Gli allenatori che ricorda di più e ai quali è più legato.
"Chi ti vuole e ti porta da un'altra parte è quello che ti stima non solo come calciatore. Da questo punto di vista per me Radice e Trapattoni tra Toro, Inter e Juve mi hanno dato molto. Sono molto legato a loro che avevano l'umanità come matrice comune. E dico anche Bearzot perché aveva un'educazione umanistica e cercava nel contatto coi calciatori non solo la qualità tecnica ma la volontà, l'umanità, l'intelligenza, la capacità di capire come si sta in una squadra".
Con quale tecnico lavorerebbe oggi?
"Quello che ti fa cambiare e migliorare. E da questo punto di vista Guardiola è sicuramente un allenatore di riferimento. Non lo dico solo perché ha vinto la Champions e adesso va così. È innovativo con idee continue che cambiano la sua interpretazione del calcio. E con lui un calciatore può solo crescere e perfezionarsi".
Chi erano gli idoli di Aldo Serena?
"Diciamo che mi piacevano quei calciatori che avevano un aspetto un po' particolare per i tempi. Quelli che avevano basette e capelli lunghi, i calzettoni abbassati. Mi ricordo Neeskens, Meroni, Best. E poi c'era Mike Channon che aveva basette molto folte".
Le cito due campioni del passato che ha incrociato: Zico e Socrates. Cosa le ricordano?

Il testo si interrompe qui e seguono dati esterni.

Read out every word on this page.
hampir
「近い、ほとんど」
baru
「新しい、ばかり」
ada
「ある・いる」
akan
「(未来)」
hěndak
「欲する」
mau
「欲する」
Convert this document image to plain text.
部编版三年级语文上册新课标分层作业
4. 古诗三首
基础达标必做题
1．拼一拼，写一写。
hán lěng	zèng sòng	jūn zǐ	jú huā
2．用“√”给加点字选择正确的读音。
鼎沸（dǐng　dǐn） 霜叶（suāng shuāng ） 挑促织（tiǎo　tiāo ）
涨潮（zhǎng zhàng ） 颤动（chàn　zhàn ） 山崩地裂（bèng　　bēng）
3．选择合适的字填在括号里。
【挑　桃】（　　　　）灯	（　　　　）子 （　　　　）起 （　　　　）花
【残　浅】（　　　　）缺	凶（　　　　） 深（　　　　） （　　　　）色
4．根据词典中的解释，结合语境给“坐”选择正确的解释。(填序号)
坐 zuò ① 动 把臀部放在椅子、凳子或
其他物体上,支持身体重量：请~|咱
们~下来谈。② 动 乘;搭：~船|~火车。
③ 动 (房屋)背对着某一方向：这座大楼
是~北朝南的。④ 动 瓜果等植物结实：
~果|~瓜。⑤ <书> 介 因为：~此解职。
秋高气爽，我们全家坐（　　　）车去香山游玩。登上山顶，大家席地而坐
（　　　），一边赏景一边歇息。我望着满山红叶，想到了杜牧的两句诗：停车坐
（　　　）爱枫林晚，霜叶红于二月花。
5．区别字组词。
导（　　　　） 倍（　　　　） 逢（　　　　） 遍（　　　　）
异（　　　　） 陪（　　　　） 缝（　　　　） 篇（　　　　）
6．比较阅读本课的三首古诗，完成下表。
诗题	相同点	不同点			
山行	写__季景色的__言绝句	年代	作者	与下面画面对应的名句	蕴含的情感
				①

"Ero giovane e un po' gasato e durante Udinese-Torino urlavo cose di campo a Schachner, mio compagno di squadra, che faceva errori. Zico mi fece notare che era meglio la smettessi con quell'atteggiamento perché non lo stavo aiutando. Socrates, invece, mi ha dato un consiglio che non ho più dimenticato e qualche pensierino me lo ha lasciato".
Quale?
"Dopo un Fiorentina-Torino andammo a cena e lui, che era un medico e sapeva che il mio pezzo forte era il colpo di testa, mi disse: Guarda che i neuroni non sono infiniti e a ogni colpo di testa ne perdi qualcuno e non lo ritrovi più. Da quando ho smesso di giocare non ho più colpito la palla di testa".